Кому же теперь они?..

Всё ж — Николай пошёл туда раз и, запершись, был с картами один, — смотрел, смотрел в тоске на корпуса, двинуть которые от него уже не зависело.

Перед картами он привык слышать ровный говорок Алексеева. Вчера сыну разрешили встать из постели — и сегодня отец повёл его сюда. И сам ему объяснял немного.

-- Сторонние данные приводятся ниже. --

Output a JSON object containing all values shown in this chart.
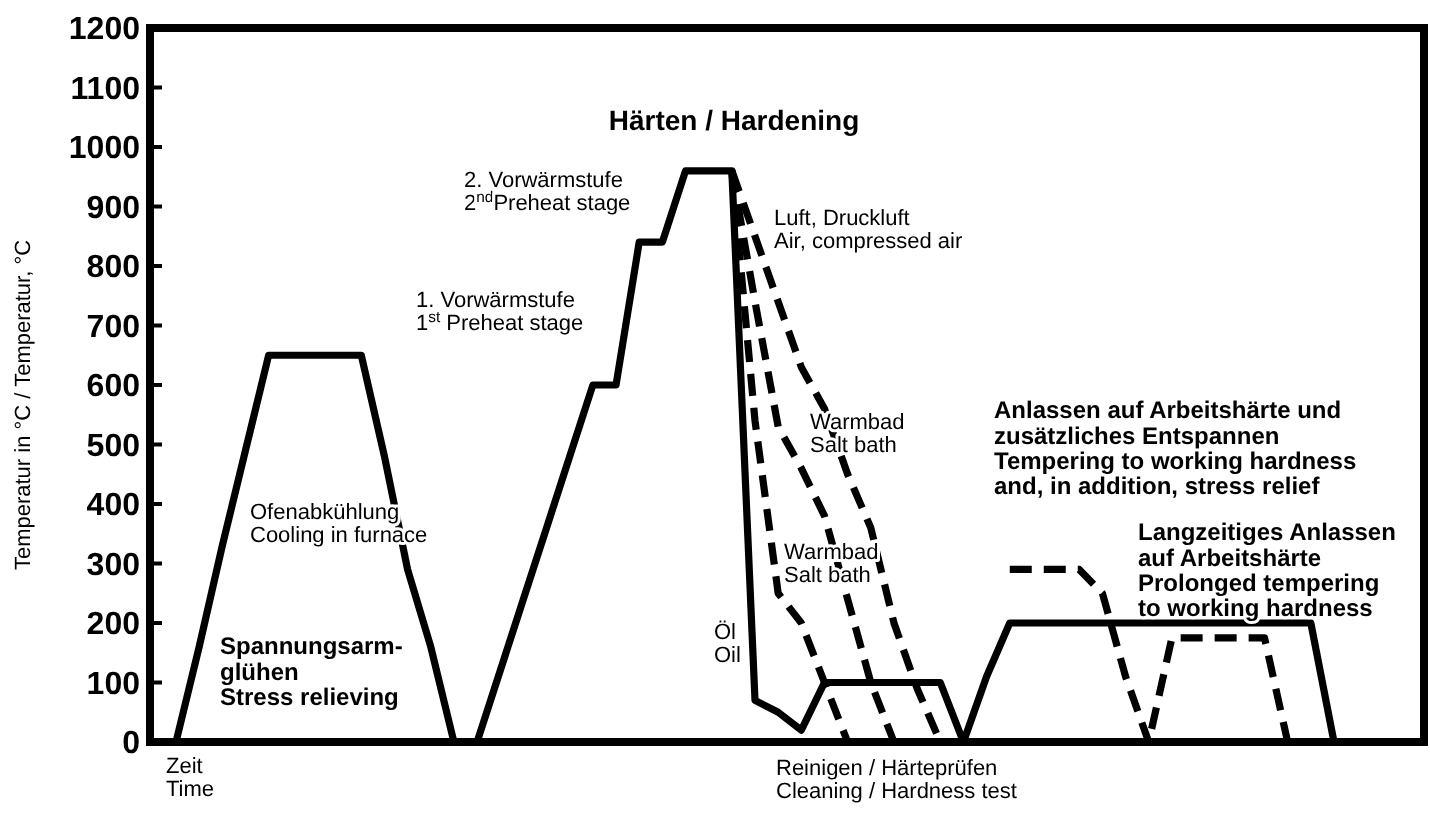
{
  "chart_data": {
    "type": "line",
    "title": "Härten / Hardening",
    "xlabel": "Zeit\nTime",
    "ylabel": "Temperatur in °C / Temperatur, °C",
    "categories": [
      null,
      null,
      null,
      null,
      null,
      null,
      null,
      null,
      null,
      null,
      null,
      null,
      null,
      null,
      null,
      null,
      null,
      null,
      null,
      null,
      null,
      null,
      null,
      null,
      null,
      null,
      null,
      null,
      null,
      null,
      null,
      null,
      null,
      null,
      null,
      null,
      null,
      null,
      null,
      null,
      null,
      null,
      null,
      null,
      null,
      null,
      null,
      null,
      null,
      null,
      null
    ],
    "ylim": [
      0,
      1200
    ],
    "yticks": [
      0,
      100,
      200,
      300,
      400,
      500,
      600,
      700,
      800,
      900,
      1000,
      1100,
      1200
    ],
    "tick_labels": "y",
    "series": [
      {
        "color": "#000000",
        "line_style": "solid",
        "values": [
          0,
          160,
          330,
          490,
          650,
          650,
          650,
          650,
          650,
          480,
          290,
          160,
          0,
          0,
          120,
          240,
          360,
          480,
          600,
          600,
          840,
          840,
          960,
          960,
          960,
          70,
          50,
          20,
          100,
          100,
          100,
          100,
          100,
          100,
          0,
          110,
          200,
          200,
          200,
          200,
          200,
          200,
          200,
          200,
          200,
          200,
          200,
          200,
          200,
          200,
          0
        ]
      },
      {
        "color": "#000000",
        "line_style": "dashed",
        "values": [
          null,
          null,
          null,
          null,
          null,
          null,
          null,
          null,
          null,
          null,
          null,
          null,
          null,
          null,
          null,
          null,
          null,
          null,
          null,
          null,
          null,
          null,
          null,
          null,
          960,
          850,
          740,
          630,
          560,
          450,
          360,
          200,
          90,
          0,
          null,
          null,
          null,
          null,
          null,
          null,
          null,
          null,
          null,
          null,
          null,
          null,
          null,
          null,
          null,
          null,
          null
        ]
      },
      {
        "color": "#000000",
        "line_style": "dashed",
        "values": [
          null,
          null,
          null,
          null,
          null,
          null,
          null,
          null,
          null,
          null,
          null,
          null,
          null,
          null,
          null,
          null,
          null,
          null,
          null,
          null,
          null,
          null,
          null,
          null,
          960,
          740,
          530,
          460,
          380,
          240,
          100,
          0,
          null,
          null,
          null,
          null,
          null,
          null,
          null,
          null,
          null,
          null,
          null,
          null,
          null,
          null,
          null,
          null,
          null,
          null,
          null
        ]
      },
      {
        "color": "#000000",
        "line_style": "dashed",
        "values": [
          null,
          null,
          null,
          null,
          null,
          null,
          null,
          null,
          null,
          null,
          null,
          null,
          null,
          null,
          null,
          null,
          null,
          null,
          null,
          null,
          null,
          null,
          null,
          null,
          960,
          540,
          250,
          200,
          100,
          0,
          null,
          null,
          null,
          null,
          null,
          null,
          null,
          null,
          null,
          null,
          null,
          null,
          null,
          null,
          null,
          null,
          null,
          null,
          null,
          null,
          null
        ]
      },
      {
        "color": "#000000",
        "line_style": "dashed",
        "values": [
          null,
          null,
          null,
          null,
          null,
          null,
          null,
          null,
          null,
          null,
          null,
          null,
          null,
          null,
          null,
          null,
          null,
          null,
          null,
          null,
          null,
          null,
          null,
          null,
          null,
          null,
          null,
          null,
          null,
          null,
          null,
          null,
          null,
          null,
          null,
          null,
          290,
          290,
          290,
          290,
          250,
          110,
          0,
          175,
          175,
          175,
          175,
          175,
          0,
          null,
          null
        ]
      }
    ],
    "annotations": [
      "2. Vorwärmstufe\n2$^{nd}$Preheat stage",
      "1. Vorwärmstufe\n1$^{st}$ Preheat stage",
      "Ofenabkühlung\nCooling in furnace",
      "Spannungsarm-\nglühen\nStress relieving",
      "Luft, Druckluft\nAir, compressed air",
      "Warmbad\nSalt bath",
      "Warmbad\nSalt bath",
      "Öl\nOil",
      "Anlassen auf Arbeitshärte und\nzusätzliches Entspannen\nTempering to working hardness\nand, in addition, stress relief",
      "Langzeitiges Anlassen\nauf Arbeitshärte\nProlonged tempering\nto working hardness",
      "Reinigen / Härteprüfen\nCleaning / Hardness test"
    ]
  }
}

Теперь пришлось не посетить храмовый праздник Фёдоровского собора. Но к минувшему воскресенью хлопотали отслужить литургию в переносной церкви дворца — чтобы разрешили пропустить священника с дьяконом и четырьмя певчими. Разрешили, но подвергли их строгим формальностям и придиркам на пропуске. Собрались, кто на ногах, — семья, свита, прислуга. Так радостно было, что и в новых обстоятельствах не остались без службы. И молился Николай — за победу русской армии.

И слышал опять в ектенье не своё имя, но: «богохранимую державу Российскую и — благоверное правительство её». И — крестился истово, и — молился за Временное правительство: пошли им, Господи, этого благоверия, пошли им успеха в управлении Россией.

Он всё готов был им простить, он — уже им всё простил, лишь бы они спасли Россию!

Первыми с Аликс приложились к кресту, отдали молча общий поклон собравшимся — и ушли.

После того ночного, неоправданного, злого визита Гучкова к Аликс — никто из членов нового правительства не ехал в Царское, не выказывал намерения свидеться с отречённым государем. Их на то свобода. Они не нуждались ничего перенять, ни о чём советоваться. Но бывший государь был отеснён дебрями непонятности. Что будет с ним и его семьёй? Что будет с верными лицами свиты, давшими добровольно себя заточить — но не навсегда же? Что будет с прислугою и служащими? — их сто восемьдесят человек, иные здесь целыми семьями, у других семьи вовне. И — ещё, ещё. Наконец: что будет с дворцовыми гренадерами, этими седыми ветеранами, изувешанными крестами и медалями за все войны, начиная от крымской? Не выбросят же их теперь на улицу?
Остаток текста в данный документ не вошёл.